Wednesday, November 14, 2007

The DMCA and The New HEA

I am feeling a bit like New Kid today--pretty cranky--and I was going to write something random, but I wanted to comment a bit more on the proposed House legislation that would require colleges and universities to provide legal options for downloading music and require them to have a plan to prevent illegal downloading. Dean Dad already expresses some good reasons why the bill is a bad idea. His commenters, however, don't seem to completely understand the law nor how networks work enough to know how crazy this really is.
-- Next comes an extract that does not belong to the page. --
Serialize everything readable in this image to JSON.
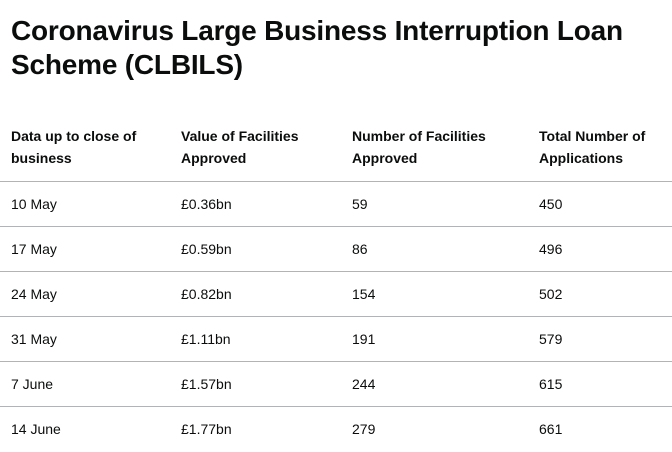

One commenter notes that higher ed moves too slowly for this to get implemented. By the time it gets out of committee, they suggest, the provision will be dead. Unfortunately, at many institutions, technology decisions such as these don't go through faculty committee. Software and hardware purchases (big ones) are made all the time without any faculty input. Sometimes the IT department may try to get input and the faculty say, whatever, we don't understand what you're saying so just do what you need to do. This varies by school, obviously, but I'm in touch with enough schools to know it's not unusual.

Another commenter suggests that students should get the music from the library. If they rip that music and make a copy for themselves, that's illegal. At least as I interpret the law. I also feel that copying a whole book for yourself would be illegal.
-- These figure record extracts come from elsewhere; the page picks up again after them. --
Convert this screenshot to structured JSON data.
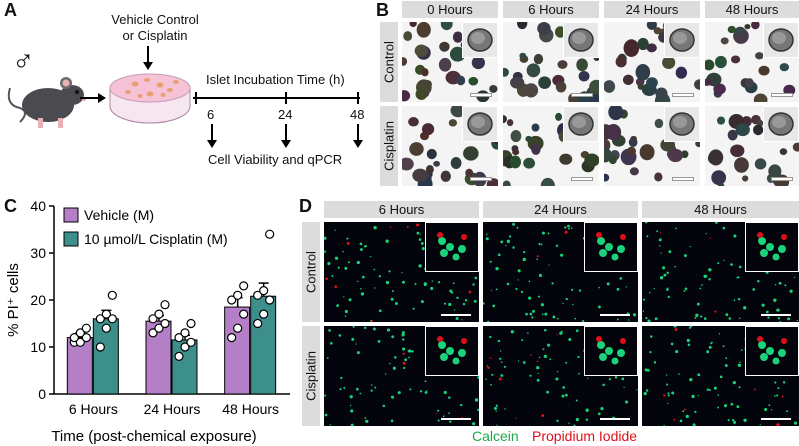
{
  "panels": {
    "a": "A",
    "b": "B",
    "c": "C",
    "d": "D"
  },
  "panel_a": {
    "treatment": "Vehicle Control\nor Cisplatin",
    "timeline_title": "Islet Incubation Time (h)",
    "timepoints": [
      "6",
      "24",
      "48"
    ],
    "outcome": "Cell Viability and qPCR",
    "sex_symbol": "♂"
  },
  "panel_b": {
    "columns": [
      "0 Hours",
      "6 Hours",
      "24 Hours",
      "48 Hours"
    ],
    "rows": [
      "Control",
      "Cisplatin"
    ]
  },
  "panel_d": {
    "columns": [
      "6 Hours",
      "24 Hours",
      "48 Hours"
    ],
    "rows": [
      "Control",
      "Cisplatin"
    ],
    "stain_green": "Calcein",
    "stain_red": "Propidium Iodide",
    "colors": {
      "green": "#19d27a",
      "red": "#e0101a"
    }
  },
  "chart_data": {
    "type": "bar",
    "categories": [
      "6 Hours",
      "24 Hours",
      "48 Hours"
    ],
    "xlabel": "Time (post-chemical exposure)",
    "ylabel": "% PI⁺ cells",
    "ylim": [
      0,
      40
    ],
    "yticks": [
      0,
      10,
      20,
      30,
      40
    ],
    "legend_position": "top-left",
    "series": [
      {
        "name": "Vehicle (M)",
        "color": "#b57fc8",
        "values": [
          12,
          15.5,
          18.5
        ],
        "sem": [
          1,
          1.2,
          2
        ],
        "points": [
          [
            11,
            11,
            12,
            12,
            13,
            14
          ],
          [
            13,
            14,
            15,
            16,
            17,
            19
          ],
          [
            12,
            14,
            17,
            20,
            21,
            23
          ]
        ]
      },
      {
        "name": "10 µmol/L Cisplatin (M)",
        "color": "#3d8f8b",
        "values": [
          16,
          11.5,
          20.8
        ],
        "sem": [
          1.8,
          1,
          2.8
        ],
        "points": [
          [
            10,
            14,
            16,
            16,
            17,
            21
          ],
          [
            8,
            10,
            11,
            12,
            13,
            15
          ],
          [
            15,
            17,
            20,
            21,
            22,
            34
          ]
        ]
      }
    ]
  }
}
Another commenter says "If somebody is breaking the law, call the police. Throw the book at them. If they're not, get the hell out and leave them alone." This is more complicated than it might seem. When someone's "caught" "downloading," they're actually not caught downloading at all. They're caught sharing their music. Most p2p programs having a shared folder which is "on" by default. Some programs ask where your music is stored and share that instead or in addition to the folder where the downloads go. It's possible to have not downloaded anything, in fact, and be sharing your whole music collection for others to download. And that is illegal. Secondly, when someone is caught sharing, all the RIAA or other agent has is an ip address and a time-date stamp for when the activity allegedly took place. They need the colleges to provide them with identifying information in order to "call the police." Right now, the DMCA protects all isps from being liable for illegal activity on their network as long as they forward any notices about the activity to the user associated with the ip address. This is why as the commenter says, "it seems to be the college's responsibility to do something about it." The way the law is written and interpreted now, if we don't, they will come sue us. This has not been really tested yet, so no one knows for sure if that's what would happen, but that's the assumption. One way this could work is for the RIAA to be required to submit subpoenas for every violation. That's a much more time-consuming and costly process for them, so they're not inclined to do that. From our perspective the work load is the same whether we get a subpoena or not.
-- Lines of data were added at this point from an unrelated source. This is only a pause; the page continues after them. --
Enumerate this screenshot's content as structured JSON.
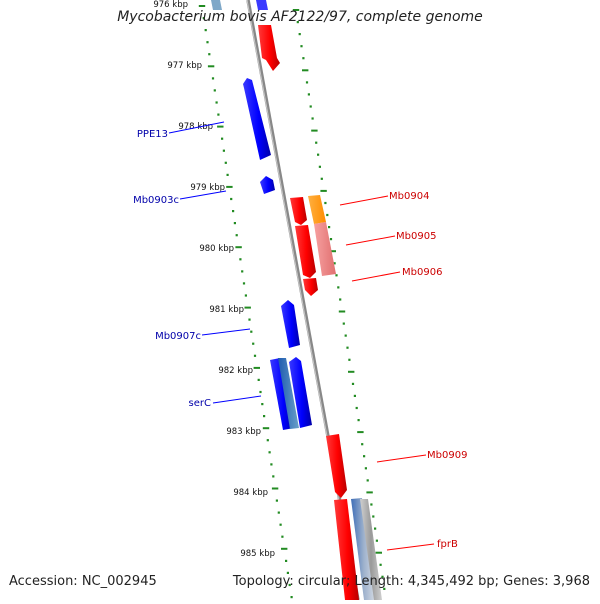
{
  "title": "Mycobacterium bovis AF2122/97, complete genome",
  "footer": {
    "accession": "Accession: NC_002945",
    "summary": "Topology: circular; Length: 4,345,492 bp; Genes: 3,968"
  },
  "colors": {
    "forward_gene": "#ff0000",
    "reverse_gene": "#0000ff",
    "rna_feature": "#ff9900",
    "backbone": "#888888",
    "tick": "#228b22",
    "forward_label": "#cc0000",
    "reverse_label": "#0000aa"
  },
  "scale_labels": [
    "976 kbp",
    "977 kbp",
    "978 kbp",
    "979 kbp",
    "980 kbp",
    "981 kbp",
    "982 kbp",
    "983 kbp",
    "984 kbp",
    "985 kbp"
  ],
  "genes": {
    "reverse": [
      "PPE13",
      "Mb0903c",
      "Mb0907c",
      "serC"
    ],
    "forward": [
      "Mb0904",
      "Mb0905",
      "Mb0906",
      "Mb0909",
      "fprB"
    ]
  }
}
Who knows what they mean by providing legal alternatives for downloading. It could very well mean providing access to iTunes by just installing it on the public machines. Or it could mean requiring a subscription service. Preventing illegal downloading would be difficult and costly. Dean Dad's right, both of these would be onerous in some places. Maybe some of the richer schools would be able to do this but many schools couldn't afford it. I concur with Dean Dad: "I'd rather spend public aid to higher education on scientific research and faculty and libraries and tutoring and daycare and textbooks than on Napster."